From public transit to its housing policy and from securing potable water supply to building a state-of-the-art airport, Singapore really prioritized on its key enablers. In addition, each of these visionary projects were backed by meticulous road maps, with strictly adhered to timelines. The outcome is there for all the world to see.

Where must the focus lie?

In much the same way, as one Southeast Asian nation has been able to ensure economic development, emerging regional economies can enact similar policies to accomplish equivalent results. One way to do it will be to focus on social infrastructure such as education and healthcare. These two spheres are key to supporting human development. It is no doubt a long-term approach but one that is a proven route to reducing inequality.

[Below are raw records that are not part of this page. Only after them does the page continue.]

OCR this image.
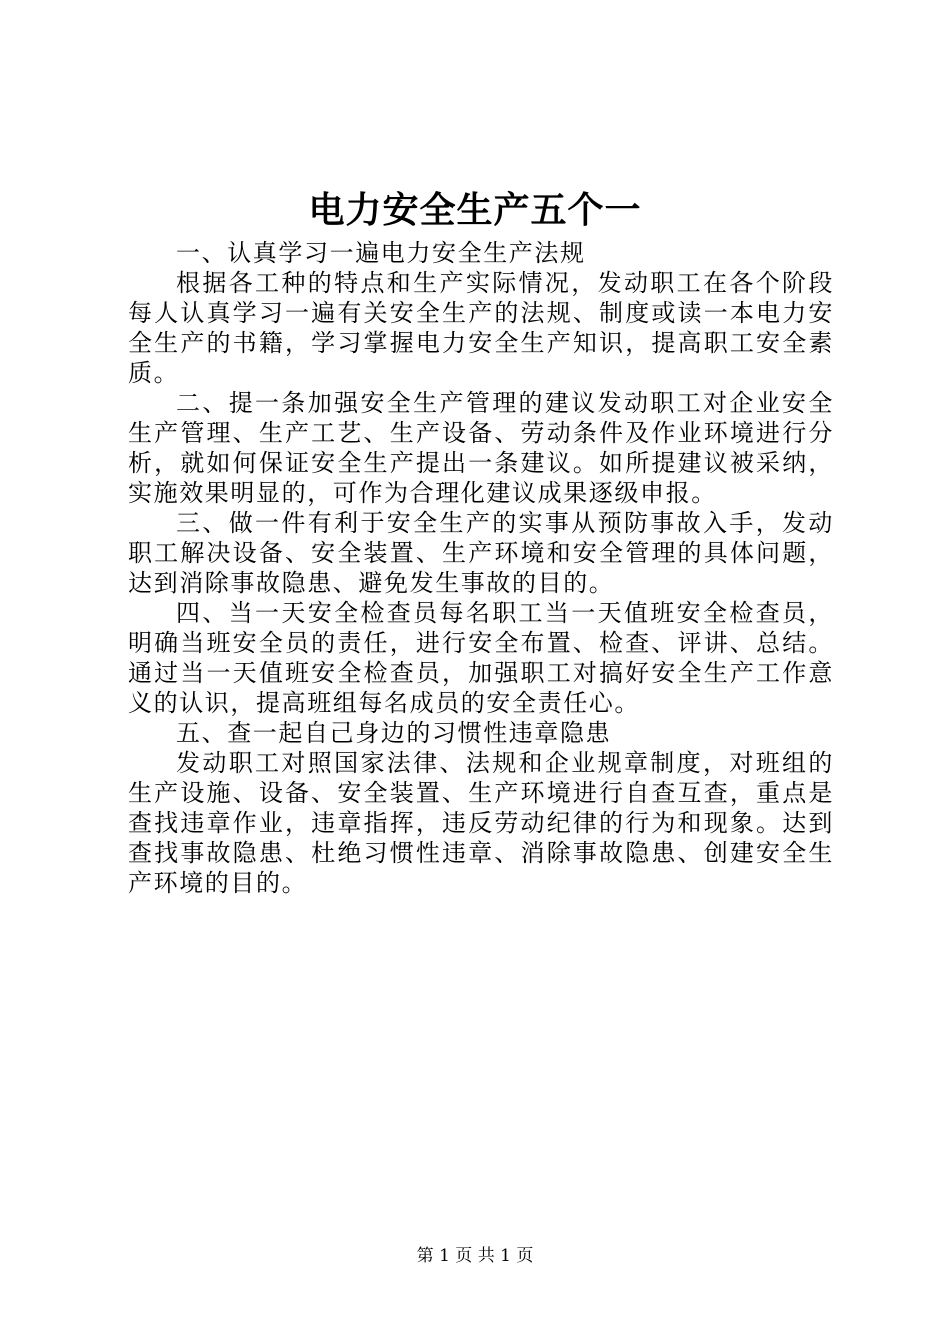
电力安全生产五个一

一、认真学习一遍电力安全生产法规

根据各工种的特点和生产实际情况，发动职工在各个阶段每人认真学习一遍有关安全生产的法规、制度或读一本电力安全生产的书籍，学习掌握电力安全生产知识，提高职工安全素质。

二、提一条加强安全生产管理的建议发动职工对企业安全生产管理、生产工艺、生产设备、劳动条件及作业环境进行分析，就如何保证安全生产提出一条建议。如所提建议被采纳，实施效果明显的，可作为合理化建议成果逐级申报。

三、做一件有利于安全生产的实事从预防事故入手，发动职工解决设备、安全装置、生产环境和安全管理的具体问题，达到消除事故隐患、避免发生事故的目的。

四、当一天安全检查员每名职工当一天值班安全检查员，明确当班安全员的责任，进行安全布置、检查、评讲、总结。通过当一天值班安全检查员，加强职工对搞好安全生产工作意义的认识，提高班组每名成员的安全责任心。

五、查一起自己身边的习惯性违章隐患

发动职工对照国家法律、法规和企业规章制度，对班组的生产设施、设备、安全装置、生产环境进行自查互查，重点是查找违章作业，违章指挥，违反劳动纪律的行为和现象。达到查找事故隐患、杜绝习惯性违章、消除事故隐患、创建安全生产环境的目的。

第 1 页 共 1 页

Vietnam is definitely treading the path to more equitable development. It is being increasingly seen as an attractive investment destination, especially its fast-growing manufacturing sector. Both government and private enterprise are leveraging on synergies and the outcome has been rapid economic growth.

The global community must come together

The pandemic has thrown a spanner in the works. A reverse of years of positive advancements made will no doubt take time to scale back to. While economic growth has been the foremost agenda for the bulk of Southeast Asian nations, COVID-19 has been a major thorn.

The challenge really is that many governments do not have enough to spend because of the pandemic and its associated surge in healthcare spending. Funds that had been budgeted for enabling tools are now required for COVID care. Southeast Asian governments need all the support they can receive from all stakeholders in the global community. In effect, there is no other credible solution than for a multilateral approach to assume center stage.